Tiny Frogs Caught Turning Bamboo Shoots Into Bachelor Pads
This little green frog goes by many names: Günther's bush frog, the white-spotted bush frog, chalazodes bubble-nest frog, Raorchestes chalazodes. But, if you're not into the whole brevity thing, acts-out-your-Sims-fantasies-inside-bamboo frog would be a pretty fair moniker, too.
Researchers at the National University of Singapore recently discovered this unusual amphibian behavior, in which the frogs squirm through tiny cracks in bamboo shoots to mate, lay eggs and care for young:
A frog disappears into a crack in a bamboo shaft, in sequence by alphabetical order. (Credit: Seshadri K S)

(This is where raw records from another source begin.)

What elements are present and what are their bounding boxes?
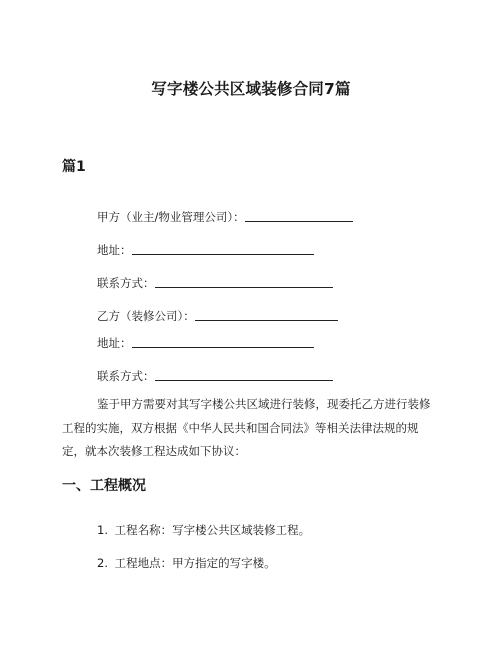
list-number: 2. [97, 556, 108, 570]
preamble-paragraph: 鉴于甲方需要对其写字楼公共区域进行装修，现委托乙方进行装修工程的实施，双方根据《中华人民共和国合同法》等相关法律法规的规定，就本次装修工程达成如下协议： [62, 397, 431, 458]
list-item [97, 522, 310, 538]
fill-blank [155, 275, 333, 288]
document-title: 写字楼公共区域装修合同7篇 [151, 80, 351, 98]
field-label: 联系方式： [97, 276, 155, 290]
section-heading: 篇1 [62, 159, 86, 175]
fill-blank [132, 335, 314, 348]
list-number: 1. [97, 523, 108, 537]
party-b-address-field [97, 334, 314, 351]
field-label: 地址： [97, 336, 132, 350]
field-label: 地址： [97, 243, 132, 257]
list-text: 工程地点：甲方指定的写字楼。 [114, 556, 276, 570]
party-b-contact-field [97, 367, 333, 384]
field-label: 甲方（业主/物业管理公司）： [97, 210, 245, 224]
party-b-field [97, 307, 338, 324]
fill-blank [132, 242, 314, 255]
fill-blank [195, 308, 338, 321]
party-a-field [97, 208, 353, 225]
fill-blank [155, 368, 333, 381]
party-a-contact-field [97, 274, 333, 291]
fill-blank [245, 209, 353, 222]
field-label: 联系方式： [97, 369, 155, 383]
field-label: 乙方（装修公司）： [97, 309, 195, 323]
list-item [97, 555, 276, 571]
part-heading: 一、工程概况 [62, 478, 146, 494]
list-text: 工程名称：写字楼公共区域装修工程。 [114, 523, 311, 537]
party-a-address-field [97, 241, 314, 258]
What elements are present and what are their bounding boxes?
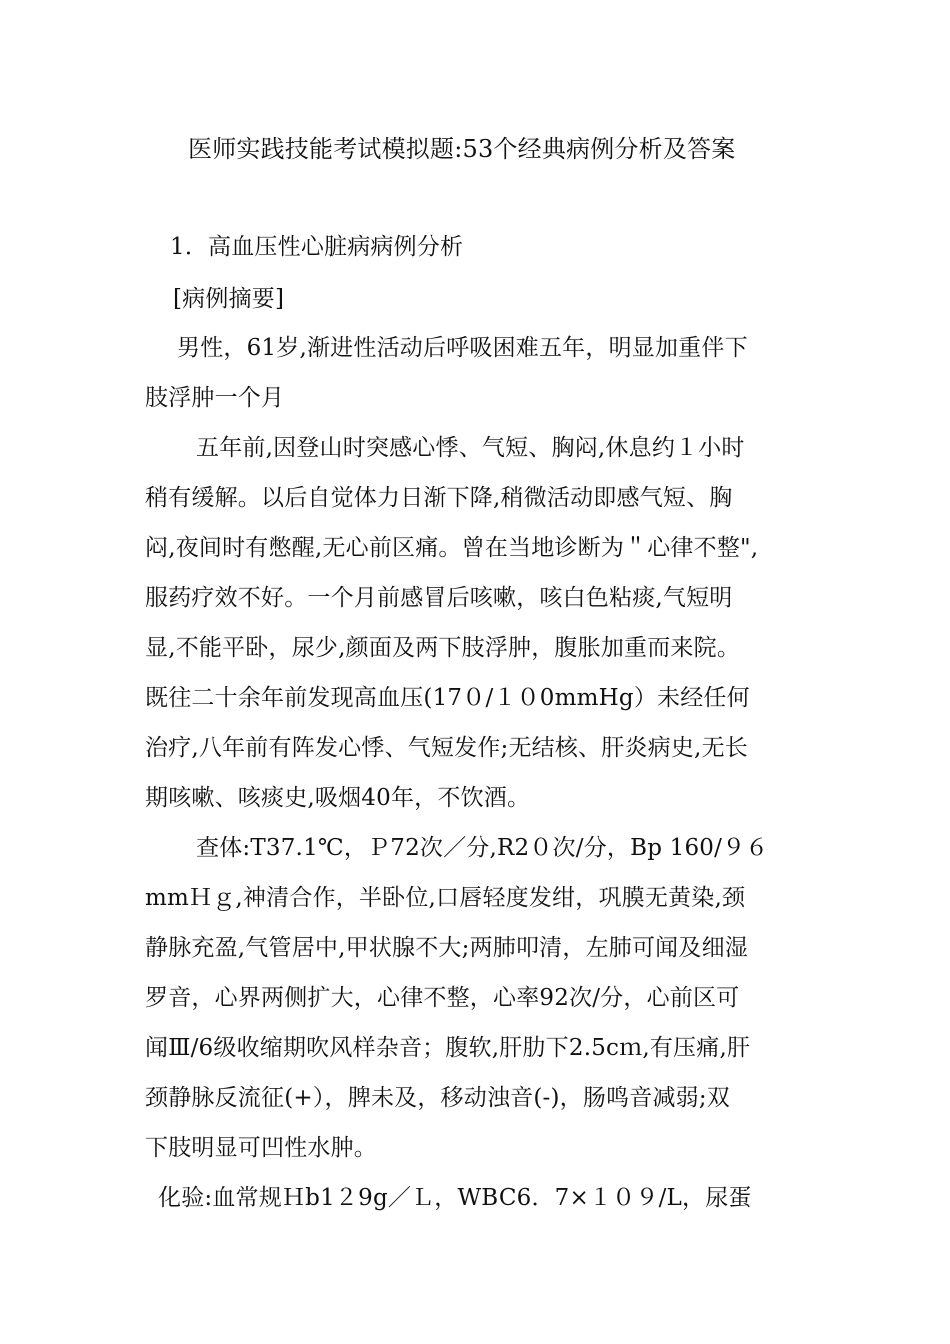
- paragraph-line: mmＨｇ,神清合作，半卧位,口唇轻度发绀，巩膜无黄染,颈: [145, 885, 746, 911]
- paragraph-line: 化验:血常规Ｈb1２9g／Ｌ，WBC6．7×１０９/L，尿蛋: [158, 1185, 752, 1211]
- paragraph-line: 查体:T37.1℃，Ｐ72次／分,R2０次/分，Bp 160/９６: [196, 835, 769, 861]
- paragraph-line: 颈静脉反流征(+），脾未及，移动浊音(-)，肠鸣音减弱;双: [145, 1085, 731, 1111]
- paragraph-line: 显,不能平卧，尿少,颜面及两下肢浮肿，腹胀加重而来院。: [145, 635, 741, 661]
- paragraph-line: 治疗,八年前有阵发心悸、气短发作;无结核、肝炎病史,无长: [145, 735, 748, 761]
- paragraph-line: 稍有缓解。以后自觉体力日渐下降,稍微活动即感气短、胸: [145, 485, 733, 511]
- paragraph-line: 肢浮肿一个月: [145, 385, 285, 411]
- paragraph-line: 五年前,因登山时突感心悸、气短、胸闷,休息约１小时: [196, 435, 745, 461]
- section-heading: 1．高血压性心脏病病例分析: [170, 234, 464, 260]
- section-subheading: [病例摘要]: [173, 286, 285, 312]
- paragraph-line: 罗音，心界两侧扩大，心律不整，心率92次/分，心前区可: [145, 985, 740, 1011]
- paragraph-line: 闷,夜间时有憋醒,无心前区痛。曾在当地诊断为＂心律不整",: [145, 535, 759, 561]
- paragraph-line: 下肢明显可凹性水肿。: [145, 1135, 377, 1161]
- paragraph-line: 闻Ⅲ/6级收缩期吹风样杂音；腹软,肝肋下2.5cｍ,有压痛,肝: [145, 1035, 751, 1061]
- paragraph-line: 服药疗效不好。一个月前感冒后咳嗽，咳白色粘痰,气短明: [145, 585, 733, 611]
- document-title: 医师实践技能考试模拟题:53个经典病例分析及答案: [188, 135, 736, 163]
- paragraph-line: 静脉充盈,气管居中,甲状腺不大;两肺叩清，左肺可闻及细湿: [145, 935, 748, 961]
- paragraph-line: 男性，61岁,渐进性活动后呼吸困难五年，明显加重伴下: [177, 335, 748, 361]
- paragraph-line: 期咳嗽、咳痰史,吸烟40年，不饮酒。: [145, 785, 531, 811]
- paragraph-line: 既往二十余年前发现高血压(17０/１０0mmHg）未经任何: [145, 685, 750, 711]
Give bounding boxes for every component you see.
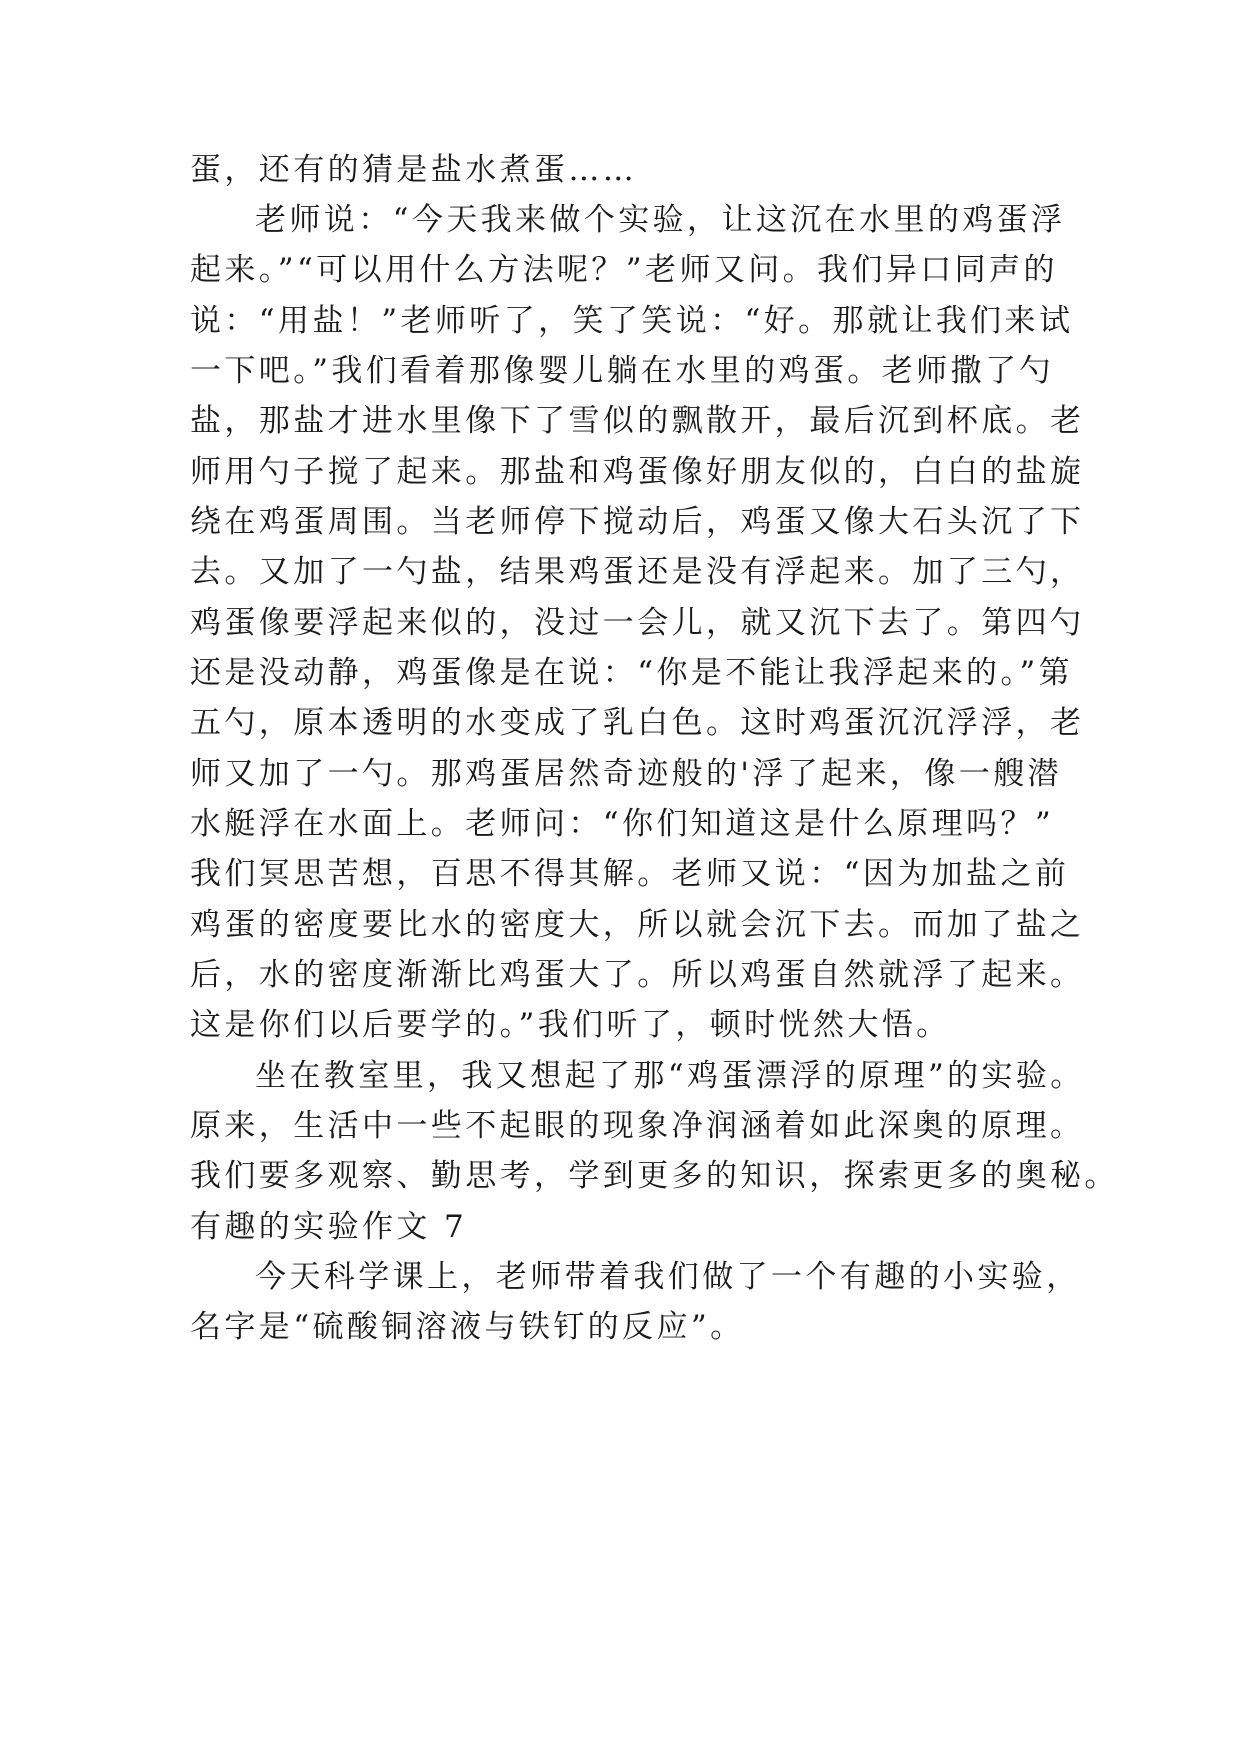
text-line: 绕在鸡蛋周围。当老师停下搅动后，鸡蛋又像大石头沉了下 bbox=[190, 504, 1085, 540]
text-line: 五勺，原本透明的水变成了乳白色。这时鸡蛋沉沉浮浮，老 bbox=[190, 705, 1085, 741]
text-line: 还是没动静，鸡蛋像是在说：“你是不能让我浮起来的。”第 bbox=[190, 655, 1073, 691]
text-line: 一下吧。”我们看着那像婴儿躺在水里的鸡蛋。老师撒了勺 bbox=[190, 353, 1054, 389]
text-line: 盐，那盐才进水里像下了雪似的飘散开，最后沉到杯底。老 bbox=[190, 403, 1085, 439]
text-line: 后，水的密度渐渐比鸡蛋大了。所以鸡蛋自然就浮了起来。 bbox=[190, 957, 1085, 993]
text-line: 这是你们以后要学的。”我们听了，顿时恍然大悟。 bbox=[190, 1007, 951, 1043]
text-line: 师又加了一勺。那鸡蛋居然奇迹般的'浮了起来，像一艘潜 bbox=[190, 756, 1062, 792]
text-line: 鸡蛋的密度要比水的密度大，所以就会沉下去。而加了盐之 bbox=[190, 907, 1085, 943]
paragraph-start: 坐在教室里，我又想起了那“鸡蛋漂浮的原理”的实验。 bbox=[255, 1058, 1085, 1094]
section-heading: 有趣的实验作文 7 bbox=[190, 1209, 468, 1245]
text-line: 说：“用盐！”老师听了，笑了笑说：“好。那就让我们来试 bbox=[190, 303, 1074, 339]
text-line: 去。又加了一勺盐，结果鸡蛋还是没有浮起来。加了三勺， bbox=[190, 554, 1085, 590]
text-line: 水艇浮在水面上。老师问：“你们知道这是什么原理吗？” bbox=[190, 806, 1055, 842]
text-line: 名字是“硫酸铜溶液与铁钉的反应”。 bbox=[190, 1309, 745, 1345]
paragraph-start: 今天科学课上，老师带着我们做了一个有趣的小实验， bbox=[255, 1259, 1081, 1295]
text-line: 我们冥思苦想，百思不得其解。老师又说：“因为加盐之前 bbox=[190, 856, 1070, 892]
text-line: 起来。”“可以用什么方法呢？”老师又问。我们异口同声的 bbox=[190, 252, 1058, 288]
paragraph-start: 老师说：“今天我来做个实验，让这沉在水里的鸡蛋浮 bbox=[255, 202, 1066, 238]
text-line: 蛋，还有的猜是盐水煮蛋…… bbox=[190, 152, 638, 188]
text-line: 鸡蛋像要浮起来似的，没过一会儿，就又沉下去了。第四勺 bbox=[190, 605, 1085, 641]
text-line: 原来，生活中一些不起眼的现象净润涵着如此深奥的原理。 bbox=[190, 1108, 1085, 1144]
text-line: 师用勺子搅了起来。那盐和鸡蛋像好朋友似的，白白的盐旋 bbox=[190, 454, 1085, 490]
text-line: 我们要多观察、勤思考，学到更多的知识，探索更多的奥秘。 bbox=[190, 1158, 1119, 1194]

It's the first time frogs have been spotted turning bamboo shoots into sex-pads-slash-nurseries, the scientists report in the Biological Journal of the Linnean Society. Though the frogs are tiny - about an inch long - the cracks they fit through are smaller still, about a tenth of an inch wide. After squeezing through the narrow opening, the male frogs call out to females, who lay egg clutches within the hollow shoot.
That's not the only biological quirk of the white-spotted bush frogs - born as froglets, they skip the tadpole stage and are raised by dad inside the bamboo. Listed as critically endangered by the International Union for the Conservation of Nature, the frogs were thought to be extinct for nearly a century, until a handful were discovered in India.